TÜRKİYE'NİN YAPAY ZEKâ İMTİHANİ
Yapay zekâ iş gücünden eğitime, ekonomiden etik tartışmalara kadar hayatın her alanını dönüştürüyor. Türkiye'nin önünde kritik soru ise şu: Bu dönüşümde izleyici mi olacak, yoksa yön veren aktör mü?

Prof. Dr. Halil Nalçaoğlu, Analiz için Türkiye’nin yapay zeka ile ilgili yolculuğunu kaleme aldı. Sanayi Devrimi’ne benzetilen yapay zekâ çağında toplum köklü bir değişimden geçiyor. Türkiye için belirleyici olan, bu dalgayı fırsata çevirip çeviremeyeceği.
Yapay zekâ yalnızca yeni bir teknoloji değil, aynı zamanda toplumsal bir yol ayrımı. Türkiye’nin bu süreçte izleyeceği strateji, gelecekteki konumunu belirleyecek.

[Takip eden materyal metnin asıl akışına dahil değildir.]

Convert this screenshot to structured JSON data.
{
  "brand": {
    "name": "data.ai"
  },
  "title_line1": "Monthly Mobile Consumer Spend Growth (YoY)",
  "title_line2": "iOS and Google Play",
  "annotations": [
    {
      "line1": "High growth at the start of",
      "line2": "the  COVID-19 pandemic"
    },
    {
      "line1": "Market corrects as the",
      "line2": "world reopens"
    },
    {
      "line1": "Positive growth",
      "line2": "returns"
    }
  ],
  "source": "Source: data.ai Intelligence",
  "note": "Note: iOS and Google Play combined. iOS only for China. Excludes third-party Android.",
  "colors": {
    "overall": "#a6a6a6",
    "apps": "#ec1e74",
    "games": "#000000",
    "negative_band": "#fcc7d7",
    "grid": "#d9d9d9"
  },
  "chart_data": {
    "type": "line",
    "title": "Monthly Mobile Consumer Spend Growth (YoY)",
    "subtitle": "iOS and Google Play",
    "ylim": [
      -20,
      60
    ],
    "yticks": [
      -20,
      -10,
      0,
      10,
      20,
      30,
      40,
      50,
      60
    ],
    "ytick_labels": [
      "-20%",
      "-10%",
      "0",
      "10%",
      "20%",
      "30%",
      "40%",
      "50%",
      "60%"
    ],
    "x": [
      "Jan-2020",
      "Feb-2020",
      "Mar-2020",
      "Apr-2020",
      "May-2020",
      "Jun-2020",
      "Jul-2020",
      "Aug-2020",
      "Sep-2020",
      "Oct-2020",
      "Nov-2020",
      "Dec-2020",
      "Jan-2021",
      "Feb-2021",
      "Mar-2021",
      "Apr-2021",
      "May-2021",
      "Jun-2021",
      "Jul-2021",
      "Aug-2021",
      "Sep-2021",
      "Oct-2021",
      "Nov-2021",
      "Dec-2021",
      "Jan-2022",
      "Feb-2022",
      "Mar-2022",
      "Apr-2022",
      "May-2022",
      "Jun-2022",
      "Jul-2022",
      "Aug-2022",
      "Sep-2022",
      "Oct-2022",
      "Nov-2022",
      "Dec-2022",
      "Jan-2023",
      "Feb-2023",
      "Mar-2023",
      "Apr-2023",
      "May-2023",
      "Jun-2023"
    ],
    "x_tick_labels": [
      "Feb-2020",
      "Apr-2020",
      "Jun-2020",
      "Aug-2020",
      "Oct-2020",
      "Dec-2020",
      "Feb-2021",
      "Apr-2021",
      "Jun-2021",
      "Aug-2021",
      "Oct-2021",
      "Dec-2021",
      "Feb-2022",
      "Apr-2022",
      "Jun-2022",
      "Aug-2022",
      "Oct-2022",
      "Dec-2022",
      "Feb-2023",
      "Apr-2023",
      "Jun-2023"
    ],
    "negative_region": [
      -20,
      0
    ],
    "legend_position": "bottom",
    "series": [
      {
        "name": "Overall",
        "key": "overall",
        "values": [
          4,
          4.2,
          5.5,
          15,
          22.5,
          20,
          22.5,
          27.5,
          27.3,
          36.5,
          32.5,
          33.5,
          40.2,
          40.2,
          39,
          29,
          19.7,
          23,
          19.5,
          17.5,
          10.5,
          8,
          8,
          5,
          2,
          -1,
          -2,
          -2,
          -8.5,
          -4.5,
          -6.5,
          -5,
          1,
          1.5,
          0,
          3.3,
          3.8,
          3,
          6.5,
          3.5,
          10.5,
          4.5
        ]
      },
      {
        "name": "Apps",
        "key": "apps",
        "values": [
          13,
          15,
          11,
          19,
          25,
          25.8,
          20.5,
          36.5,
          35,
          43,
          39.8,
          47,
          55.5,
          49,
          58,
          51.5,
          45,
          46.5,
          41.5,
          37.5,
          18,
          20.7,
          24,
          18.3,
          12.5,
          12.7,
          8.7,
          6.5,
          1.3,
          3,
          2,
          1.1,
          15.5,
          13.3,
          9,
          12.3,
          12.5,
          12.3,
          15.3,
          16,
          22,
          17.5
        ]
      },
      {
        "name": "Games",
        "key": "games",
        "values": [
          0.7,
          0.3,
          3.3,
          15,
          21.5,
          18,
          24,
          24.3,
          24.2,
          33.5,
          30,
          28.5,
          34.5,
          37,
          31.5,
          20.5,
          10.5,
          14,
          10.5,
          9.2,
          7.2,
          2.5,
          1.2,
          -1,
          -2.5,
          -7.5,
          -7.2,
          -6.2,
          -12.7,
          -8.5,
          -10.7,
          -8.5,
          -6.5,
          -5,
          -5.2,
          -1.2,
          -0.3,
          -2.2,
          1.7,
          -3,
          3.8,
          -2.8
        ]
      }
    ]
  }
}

Toplumsal dokudan veri güvenliğine yapay zekâ
Yemek odanızdaki İran halısının üzerine bir şişe mürekkep dökülürse, halı dışsal bir etkiyle farklılaşır ama yine de aynı halıdır. Oysa halıyı dokurken kullanılan iplikler, desenler ve dokuma tekniği değiştirilirse ortaya çıkan artık bildiğiniz İran halısı değildir. Yapay zekânın toplumsal hayata etkisini ben böyle görüyorum. Eğer “toplum” dediğimiz şey, örgütlü veya örgütsüz (kendiliğinden) insan etkileşimlerinden doğan örüntülerin, yapıların, ve bilumum soyut/düşünsel varlıkların toplamı ise bu etkileşimlerin doğası toplumun doğasını belirleyen kök nedenler olacaktır. Son on beş yirmi yıldır ortaya konan düşüncelere baktığımızda, yapay zekânın dönüştürücü etkisinin kapsamı konusunda yalnız olmadığım açıkça görülüyor.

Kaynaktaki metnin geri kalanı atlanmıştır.